Publication Details
Abstract
Multi-criteria decision-making (MCDM) is becoming necessary in chemical and process engineering because of the ingrained trade-offs among economic, environmental conditions, and objectives of performance. This article proposes a novel hybrid approach combining a weighting entropy, conceptual reaction engineering, and the Technique for Order Preference by Similarity to Ideal Solution (TOPSIS) ranking approach for improving the accuracy of decisions in system-based complex chemical. Different from traditional frameworks, the proposed framework is used to embed physicochemical restrictions straight into the decision matrix, corroborating genuine and process-harmonious evaluation conditions. The proposed model is used to be validated utilizing a simulated reactor selection issue, including transformation efficiency, selectivity, consumption of energy, and emissions.

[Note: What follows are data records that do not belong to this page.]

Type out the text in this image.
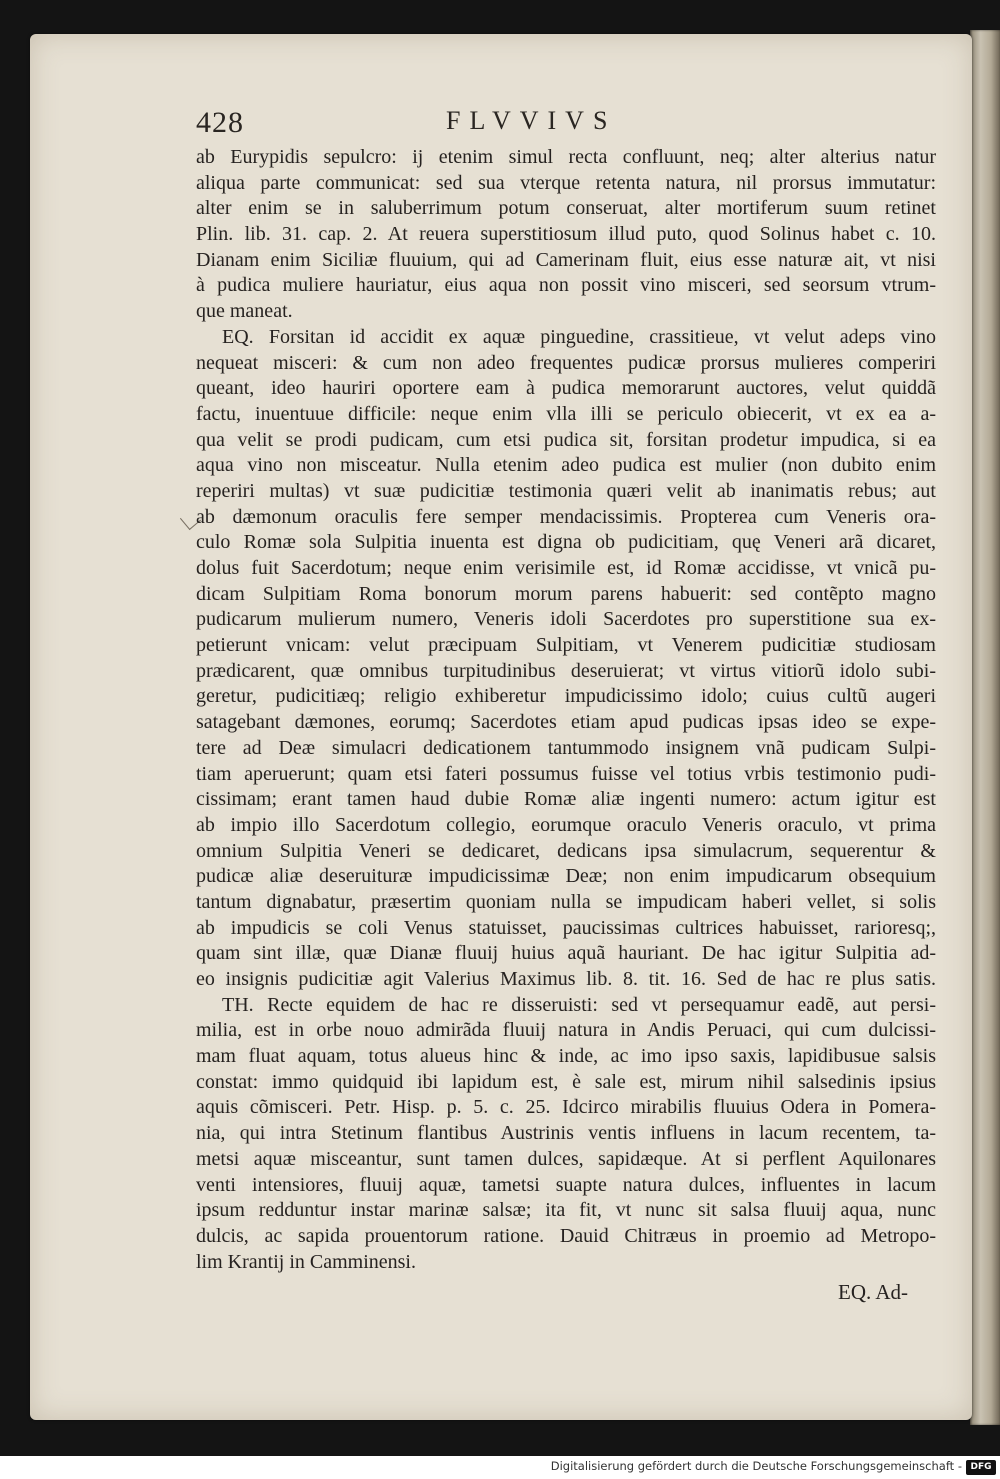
428	FLVVIVS
ab Eurypidis sepulcro: ij etenim simul recta confluunt, neq; alter alterius natur
aliqua parte communicat: sed sua vterque retenta natura, nil prorsus immutatur:
alter enim se in saluberrimum potum conseruat, alter mortiferum suum retinet
Plin. lib. 31. cap. 2. At reuera superstitiosum illud puto, quod Solinus habet c. 10.
Dianam enim Siciliæ fluuium, qui ad Camerinam fluit, eius esse naturæ ait, vt nisi
à pudica muliere hauriatur, eius aqua non possit vino misceri, sed seorsum vtrum-
que maneat.
EQ. Forsitan id accidit ex aquæ pinguedine, crassitieue, vt velut adeps vino
nequeat misceri: & cum non adeo frequentes pudicæ prorsus mulieres comperiri
queant, ideo hauriri oportere eam à pudica memorarunt auctores, velut quiddã
factu, inuentuue difficile: neque enim vlla illi se periculo obiecerit, vt ex ea a-
qua velit se prodi pudicam, cum etsi pudica sit, forsitan prodetur impudica, si ea
aqua vino non misceatur. Nulla etenim adeo pudica est mulier (non dubito enim
reperiri multas) vt suæ pudicitiæ testimonia quæri velit ab inanimatis rebus; aut
ab dæmonum oraculis fere semper mendacissimis. Propterea cum Veneris ora-
culo Romæ sola Sulpitia inuenta est digna ob pudicitiam, quę Veneri arã dicaret,
dolus fuit Sacerdotum; neque enim verisimile est, id Romæ accidisse, vt vnicã pu-
dicam Sulpitiam Roma bonorum morum parens habuerit: sed contẽpto magno
pudicarum mulierum numero, Veneris idoli Sacerdotes pro superstitione sua ex-
petierunt vnicam: velut præcipuam Sulpitiam, vt Venerem pudicitiæ studiosam
prædicarent, quæ omnibus turpitudinibus deseruierat; vt virtus vitiorũ idolo subi-
geretur, pudicitiæq; religio exhiberetur impudicissimo idolo; cuius cultũ augeri
satagebant dæmones, eorumq; Sacerdotes etiam apud pudicas ipsas ideo se expe-
tere ad Deæ simulacri dedicationem tantummodo insignem vnã pudicam Sulpi-
tiam aperuerunt; quam etsi fateri possumus fuisse vel totius vrbis testimonio pudi-
cissimam; erant tamen haud dubie Romæ aliæ ingenti numero: actum igitur est
ab impio illo Sacerdotum collegio, eorumque oraculo Veneris oraculo, vt prima
omnium Sulpitia Veneri se dedicaret, dedicans ipsa simulacrum, sequerentur &
pudicæ aliæ deseruituræ impudicissimæ Deæ; non enim impudicarum obsequium
tantum dignabatur, præsertim quoniam nulla se impudicam haberi vellet, si solis
ab impudicis se coli Venus statuisset, paucissimas cultrices habuisset, rarioresq;,
quam sint illæ, quæ Dianæ fluuij huius aquã hauriant. De hac igitur Sulpitia ad-
eo insignis pudicitiæ agit Valerius Maximus lib. 8. tit. 16. Sed de hac re plus satis.
TH. Recte equidem de hac re disseruisti: sed vt persequamur eadẽ, aut persi-
milia, est in orbe nouo admirãda fluuij natura in Andis Peruaci, qui cum dulcissi-
mam fluat aquam, totus alueus hinc & inde, ac imo ipso saxis, lapidibusue salsis
constat: immo quidquid ibi lapidum est, è sale est, mirum nihil salsedinis ipsius
aquis cõmisceri. Petr. Hisp. p. 5. c. 25. Idcirco mirabilis fluuius Odera in Pomera-
nia, qui intra Stetinum flantibus Austrinis ventis influens in lacum recentem, ta-
metsi aquæ misceantur, sunt tamen dulces, sapidæque. At si perflent Aquilonares
venti intensiores, fluuij aquæ, tametsi suapte natura dulces, influentes in lacum
ipsum redduntur instar marinæ salsæ; ita fit, vt nunc sit salsa fluuij aqua, nunc
dulcis, ac sapida prouentorum ratione. Dauid Chitræus in proemio ad Metropo-
lim Krantij in Camminensi.
EQ. Ad-
Digitalisierung gefördert durch die Deutsche Forschungsgemeinschaft - DFG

The key results illustrate that combining the equations of thermodynamics and the kinetic with MCDM importantly enhances ranking strength and stability-based sensitivity. It confirms that the hybrid approach minimizes the variance of ranking by 18% compared to the conventional entropy-TOPSIS approaches. In addition, the modeled algorithm allows adaptive weighting over dynamic process environments, specifying higher-ranking flexibility for commercial applications. The contributions of this work involve a structured decision framework that spans optimization, reaction engineering, and theory-based decision-making. It offers a scalable solution for applications like reactor models, selection of energy systems, and potential process optimization.